Instituto de Recursos Naturales y Agrobiología de Sevilla, CSIC, Reina Mercedes 10, 41012, Seville, Spain.
JenaBios GmbH, Löbstedter Str. 80, 07749, Jena, Germany.
Chemistry. 2017 Dec 1;23(67):16985-16989. doi: 10.1002/chem.201704773. Epub 2017 Nov 20.
A recently discovered peroxygenase from the fungus Marasmius rotula (MroUPO) is able to catalyze the progressive one-carbon shortening of medium and long-chain mono- and dicarboxylic acids by itself alone, in the presence of H O . The mechanism, analyzed using H O , starts with an α-oxidation catalyzed by MroUPO generating an α-hydroxy acid, which is further oxidized by the enzyme to a reactive α-keto intermediate whose decarboxylation yields the one-carbon shorter fatty acid.
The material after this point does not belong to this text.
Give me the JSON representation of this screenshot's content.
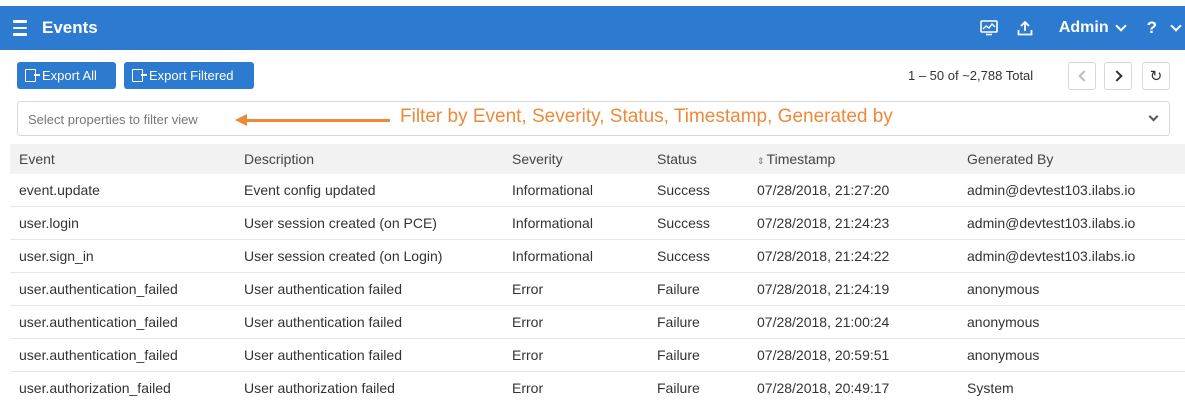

Compared with the previously characterized peroxygenase of Agrocybe aegerita, a wider heme access channel, enabling fatty acid positioning with the carboxylic end near the heme cofactor (as seen in one of the crystal structures available) could be at the origin of the unique ability of MroUPO shortening carboxylic acid chains.
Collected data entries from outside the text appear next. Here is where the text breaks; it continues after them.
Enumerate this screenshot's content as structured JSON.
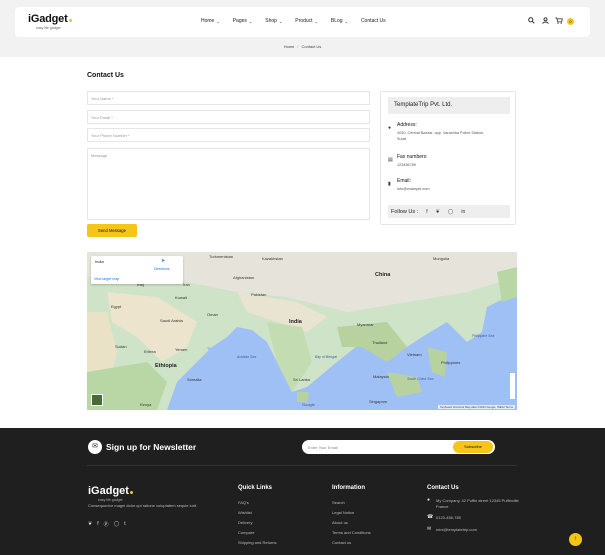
{
  "header": {
    "logo": "iGadget",
    "logo_tag": "easy life gadget",
    "nav": [
      {
        "label": "Home",
        "chev": "⌄"
      },
      {
        "label": "Pages",
        "chev": "⌄"
      },
      {
        "label": "Shop",
        "chev": "⌄"
      },
      {
        "label": "Product",
        "chev": "⌄"
      },
      {
        "label": "BLog",
        "chev": "⌄"
      },
      {
        "label": "Contact Us",
        "chev": ""
      }
    ],
    "cart_count": "0"
  },
  "breadcrumb": {
    "home": "Home",
    "sep": "/",
    "current": "Contact Us"
  },
  "contact": {
    "title": "Contact Us",
    "name_placeholder": "Your Name *",
    "email_placeholder": "Your Email *",
    "phone_placeholder": "Your Phone Number *",
    "message_placeholder": "Message",
    "send_label": "Send Message"
  },
  "info": {
    "company": "TemplateTrip Pvt. Ltd.",
    "address_label": "Address:",
    "address_text": "4030, Central Bazzar, opp. Varachha Police Station, Surat",
    "fax_label": "Fax numbers:",
    "fax_text": "123456789",
    "email_label": "Email:",
    "email_text": "info@example.com",
    "follow_label": "Follow Us :"
  },
  "map": {
    "card_title": "India",
    "card_link": "View larger map",
    "directions": "Directions",
    "labels": {
      "turkmenistan": "Turkmenistan",
      "kazakhstan": "Kazakhstan",
      "afghanistan": "Afghanistan",
      "china": "China",
      "iraq": "Iraq",
      "iran": "Iran",
      "pakistan": "Pakistan",
      "egypt": "Egypt",
      "kuwait": "Kuwait",
      "saudi_arabia": "Saudi Arabia",
      "oman": "Oman",
      "india": "India",
      "myanmar": "Myanmar",
      "sudan": "Sudan",
      "yemen": "Yemen",
      "thailand": "Thailand",
      "eritrea": "Eritrea",
      "ethiopia": "Ethiopia",
      "somalia": "Somalia",
      "sri_lanka": "Sri Lanka",
      "malaysia": "Malaysia",
      "kenya": "Kenya",
      "singapore": "Singapore",
      "philippines": "Philippines",
      "vietnam": "Vietnam",
      "bay": "Bay of Bengal",
      "arabian_sea": "Arabian Sea",
      "philippine_sea": "Philippine Sea",
      "south_china_sea": "South China Sea",
      "mongolia": "Mongolia"
    },
    "google": "Google",
    "attribution": "Keyboard shortcuts   Map data ©2023 Google, INEGI   Terms"
  },
  "newsletter": {
    "title": "Sign up for Newsletter",
    "placeholder": "Enter Your Email",
    "button": "Subscribe"
  },
  "footer": {
    "logo": "iGadget",
    "logo_tag": "easy life gadget",
    "desc": "Consequuntur magni dolor qui ratione voluptatem sequie iurit.",
    "quick_links_title": "Quick Links",
    "quick_links": [
      "FAQ's",
      "Wishlist",
      "Delivery",
      "Compare",
      "Shipping and Returns"
    ],
    "info_title": "Information",
    "info_links": [
      "Search",
      "Legal Notice",
      "About us",
      "Terms and Conditions",
      "Contact us"
    ],
    "contact_title": "Contact Us",
    "contact_address": "My Company, 42 Puffin street 12345 Puffinville France",
    "contact_phone": "0123-456-789",
    "contact_email": "mini@templatetrip.com"
  }
}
最近从真菌 Marasmius rotula 中发现的过氧化物酶(MroUPO)能够在 H O 的存在下,自行催化中链和长链单羧酸和二羧酸的逐个碳原子缩短。该机制通过 H O 进行分析,首先由 MroUPO 催化的 α-氧化生成 α-羟基酸,然后该酶进一步将其氧化为反应性的 α-酮中间产物,其脱羧产生一个碳原子较短的脂肪酸。与先前表征的 Agrocybe aegerita 过氧化物酶相比,更宽的血红素进入通道,使得脂肪酸能够以羧酸末端靠近血红素辅因子的方式定位(如可用的一个晶体结构中所示),可能是 MroUPO 缩短羧酸链的独特能力的起源。